Saturday, 27 de July de 2024 ISSN 1519-7670 - Ano 24 - nº 1298

O homem que sabia de menos

Nem o gélido José Dirceu – de quem os gringos diriam que neve não derreteria na sua boca e que só perdeu o eixo quando ouviu que já tinha nascido arrogante –, nem o seu operístico acusador Roberto Jefferson, todo cheio de caras, bocas e pausas retóricas, foram ao fundo da questão.

Quem o fez foi o pefelista baiano José Carlos Aleluia, um dos três mais competentes arguidores da jornada. Os outros foram o seu conterrâneo e correligionário Jairo Carneiro, relator do processo contra Jefferson no Conselho de Ética da Câmara, e o tucano paranaense Gustavo Fruet, sub-relator da CPI dos Correios.

Aleluia mostrou por que Dirceu ficou na situação de que se correr o bicho pega, se ficar o bicho come.

No papel do homem que sabia de menos, Dirceu não convenceu nem a velhinha de Taubaté. Com todo o respeito, nem a senhora sua mãe, lá em Santa Rita do Passa Quatro, há de ter acreditado que o filho todo-poderoso e todo-controlador e os Delúbios que ele plantou na Executiva do PT viviam em galáxias diferentes.

A alternativa, naturalmente, seria ele dizer: sim, eu sabia. Para não dizer, sim, eu mandei. Mas – e aí é que entra o brilhante raciocínio de Aleluia – se ele admitisse até a mais branda versão possível do seu envolvimento no caixão 2 em que a cúpula do PT sepultou a honra perdida, em nome de um projeto de poder, só faltaria dizer, com todas as letras, que o presidente Lula também sabia. No mínimo.

Porque, mesmo se ele matasse no peito, como diria Jefferson, a integral responsabilidade pela compra por atacado de políticos, a idéia de que ele aprisionou o presidente no buraco negro da absoluta ignorância do que faziam ele e os seus companheiros seria ainda menos crível do que os rechaços e repilos do seu depoimento.

Não que, em tese – e põe em tese aí – isso não pudesse ter acontecido. Mas nesse caso Dirceu não seria o Dirceu da “obediência canina” ao chefe, o Dirceu que nada fazia à sua revelia e o Dirceu que só fazia o que ele mandava.

Portanto, para não colocar o presidente na frigideira, ele só podia passar por bobo, sabendo que ninguém seria bobo de acreditar na bobagem.

A conexão portuguesa

Mas não tem escapatória: quando ele for cassado e recorrer ao Supremo, como anunciou – sob o previsível argumento de que não só não ofendeu o decoro parlamentar, porque é inocente, mas nem podia, porque estava no governo e não na Câmara – decerto será alvo de um processo por crime de responsabilidade.
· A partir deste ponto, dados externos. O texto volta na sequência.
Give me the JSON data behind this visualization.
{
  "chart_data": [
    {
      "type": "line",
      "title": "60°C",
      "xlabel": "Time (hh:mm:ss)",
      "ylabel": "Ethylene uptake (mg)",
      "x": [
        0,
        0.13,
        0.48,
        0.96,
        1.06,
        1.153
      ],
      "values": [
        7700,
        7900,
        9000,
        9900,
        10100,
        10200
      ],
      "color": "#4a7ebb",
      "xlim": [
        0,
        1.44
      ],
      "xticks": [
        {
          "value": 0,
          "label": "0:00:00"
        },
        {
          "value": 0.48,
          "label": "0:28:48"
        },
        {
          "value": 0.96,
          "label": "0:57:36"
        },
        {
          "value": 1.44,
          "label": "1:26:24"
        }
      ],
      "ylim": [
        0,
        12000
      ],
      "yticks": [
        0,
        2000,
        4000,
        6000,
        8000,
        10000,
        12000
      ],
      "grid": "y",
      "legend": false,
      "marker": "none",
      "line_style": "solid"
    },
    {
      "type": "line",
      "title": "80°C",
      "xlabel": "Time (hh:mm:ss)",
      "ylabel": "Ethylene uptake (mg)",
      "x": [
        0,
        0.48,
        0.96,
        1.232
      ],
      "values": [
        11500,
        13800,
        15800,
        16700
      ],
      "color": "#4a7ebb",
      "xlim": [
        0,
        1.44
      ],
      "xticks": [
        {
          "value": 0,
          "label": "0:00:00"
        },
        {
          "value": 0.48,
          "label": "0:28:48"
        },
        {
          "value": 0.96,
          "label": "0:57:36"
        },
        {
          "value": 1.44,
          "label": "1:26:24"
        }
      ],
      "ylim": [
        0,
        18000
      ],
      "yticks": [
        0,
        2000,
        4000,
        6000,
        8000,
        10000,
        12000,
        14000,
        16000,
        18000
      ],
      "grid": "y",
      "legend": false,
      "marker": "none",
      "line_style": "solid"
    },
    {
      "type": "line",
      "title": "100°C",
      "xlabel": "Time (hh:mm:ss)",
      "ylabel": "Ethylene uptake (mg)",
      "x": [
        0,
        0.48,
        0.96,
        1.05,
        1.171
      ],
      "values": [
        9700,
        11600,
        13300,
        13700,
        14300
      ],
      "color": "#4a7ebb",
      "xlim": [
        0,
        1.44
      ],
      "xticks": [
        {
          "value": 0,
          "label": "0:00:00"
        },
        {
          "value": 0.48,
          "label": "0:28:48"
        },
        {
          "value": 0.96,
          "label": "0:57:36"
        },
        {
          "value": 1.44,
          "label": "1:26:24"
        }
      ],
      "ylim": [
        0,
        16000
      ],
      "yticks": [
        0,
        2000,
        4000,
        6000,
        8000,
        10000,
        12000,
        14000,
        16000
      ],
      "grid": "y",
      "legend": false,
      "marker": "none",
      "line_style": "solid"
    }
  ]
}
Ou, a crer na miragem a que o homem-forte do governo e do PT recorreu para se declarar “inocêncio” no Conselho, por crime de irresponsabilidade.

E como fica o desavisado Lula, que disse que o seu destino está nas mãos da mídia, mais ou menos na mesma hora em que o seu canino ex-auxiliar tratava de livrar-lhe a cara?

Depois que Jefferson jogou na mesa a conexão portuguesa com certeza das tratativas heterodoxas com a Telecom de lá, o ex-ministro ficou ainda mais enrolado nos fios da trama petebo-petista-valeriana (como diria o Estadão dos velhos tempos).

Banco – sem jogo de palavras – o que escrevi ontem aqui:

O impeachment do presidente pode ser inviável por uma série de razões. A sua alegada inocência não há de ser uma delas.